Stenzels Haus stand unfern der Promenade, die jenseits der Bahngeleise und des ehemaligen Stadtgrabens am Saum der die Stadt überhöhenden Hügelkette als eine Art von Aussichtsterrasse sich ein Stück weit hinzieht. Man erblickt von dem höchsten Punkt dieses einstigen Festungsglacis die türmereiche Stadt, gleichsam zu einer Faust zusammengeballt, die gebieterisch sich aus dem Sumpfboden über Land und See hinausreckt und selbst dem vom Element des Meeres getränkten Himmel zu trotzen scheint. Der Generalkonsul hatte einen Platz unweit dieses Punktes gewählt, als er vor langen Jahren darangegangen war, sich eine Wohnstätte zu erbauen, die seiner würdig wäre. Es war ein Platz zum Hinunterschauen auf alle jene, die in der Tiefe geblieben waren, weil sie sich allzuviel Zeit im Leben gelassen und Arbeit nicht mit jenen drei r geschrieben hatten! Ein Platz in der Fremdenloge gleichsam, wo einem niemand mehr auf die Füße tritt und das ehrerbietige Gemurmel aus dem Stehparterre wie Musik in die Ohren klingt. Von diesem Platz pflegt man den besten Überblick über die Bühne zu haben. Für den Generalkonsul und Hauptinhaber der seegewaltigen Schifffahrtsgesellschaft war die alte, wehrhafte Stadt solch ein Bühnenschauplatz, an dem sein Herz sich stärkte, sooft er hinuntersah. Sie hatte unermüdlich geschafft, gewagt, getrotzt, gepflanzt, gebaut, gearbeitet, diese stachlige Stadt! Ganz wie er selbst! Auch in diesem Sinne gehörten sie beide zusammen, er hier oben in seinem Kontor und sie dort unten mit ihrem Hintergrund von Hafen und See.

Zu diesem Selbstgefühl des merkwürdigen Mannes stand das Haus, das er sich erbaut hatte, in einem absonderlichen Gegensatz. Es wirkte mit seinen engen, niedrigen Zimmern, mit seinen aufs genaueste errechneten Ausmaßen, mit der peinlich eingehaltenen Raumausnützung wie eine in viele kleine Kojen abgeteilte Schiffskajüte. Auf dem Grundstück, zu dem auch ein verwilderter Park gehörte, wäre Platz genug gewesen, um einen Palast für den ungekrönten König der Stadt zu errichten. Aber wie wenig hätte das zu der in allem Selbstbewußtsein sich bekundenden Schlichtheit des Dorfschulmeistersohnes gepaßt! Nichts wäre ihm verdrießlicher gewesen, als wenn man ihm Dünkel, Anmaßung, Überhebung, Emporkömmlingstum vorgeworfen hätte. Mit den herausfordernden Lebensformen des neuen Reichtums, den man allenthalben sich brüsten sah, wünschte ein Johann Sebastian Stenzel in keinen Vergleich zu treten. So kam es, daß die Behausung des Seebeherrschers auf der Höhe über der Promenade eher wie ein Zwergenhäuschen sich ausnahm und angesichts der in der Tiefe daliegenden Stadt sich gleichsam niederzukauern schien.

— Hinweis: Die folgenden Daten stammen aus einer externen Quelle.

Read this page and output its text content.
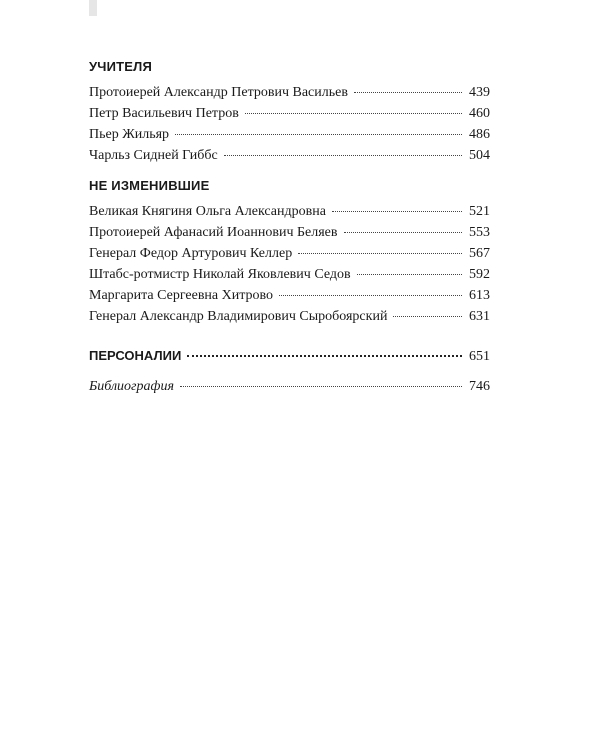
УЧИТЕЛЯ
Протоиерей Александр Петрович Васильев	439
Петр Васильевич Петров	460
Пьер Жильяр	486
Чарльз Сидней Гиббс	504
НЕ ИЗМЕНИВШИЕ
Великая Княгиня Ольга Александровна	521
Протоиерей Афанасий Иоаннович Беляев	553
Генерал Федор Артурович Келлер	567
Штабс-ротмистр Николай Яковлевич Седов	592
Маргарита Сергеевна Хитрово	613
Генерал Александр Владимирович Сыробоярский	631
ПЕРСОНАЛИИ	651
Библиография	746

Dabei gab es im Innern viel Bequemlichkeit, wenn auch in einem schon älteren Zeitgeschmack. Den besonderen Stolz des Generalkonsuls bildeten die zahlreichen Klubsessel, Sofas, Polsterstühle, Ottomanen und türkischen Diwane, die überall in den Zimmerchen oder Kabinen herumstanden und eigentlich zu fortgesetzter Faulenzerei einluden. Auch das gehörte zu den vielen seltsamen Widersprüchen in Stenzeis Charakterbild, so daß Besucher schon gefragt hatten, wie denn eigentlich diese Attribute des Müßigganges sich mit der stadtbekannten Unermüdlichkeit ihres Inhabers vereinbaren ließen. Der kleine, quecksilberne Mann hatte darauf die schon geläufige Antwort, daß alles dies nur für seine Gäste da sei. Ihm selbst fehle es leider für die Benutzung seiner Sofas und Sessel an Zeit.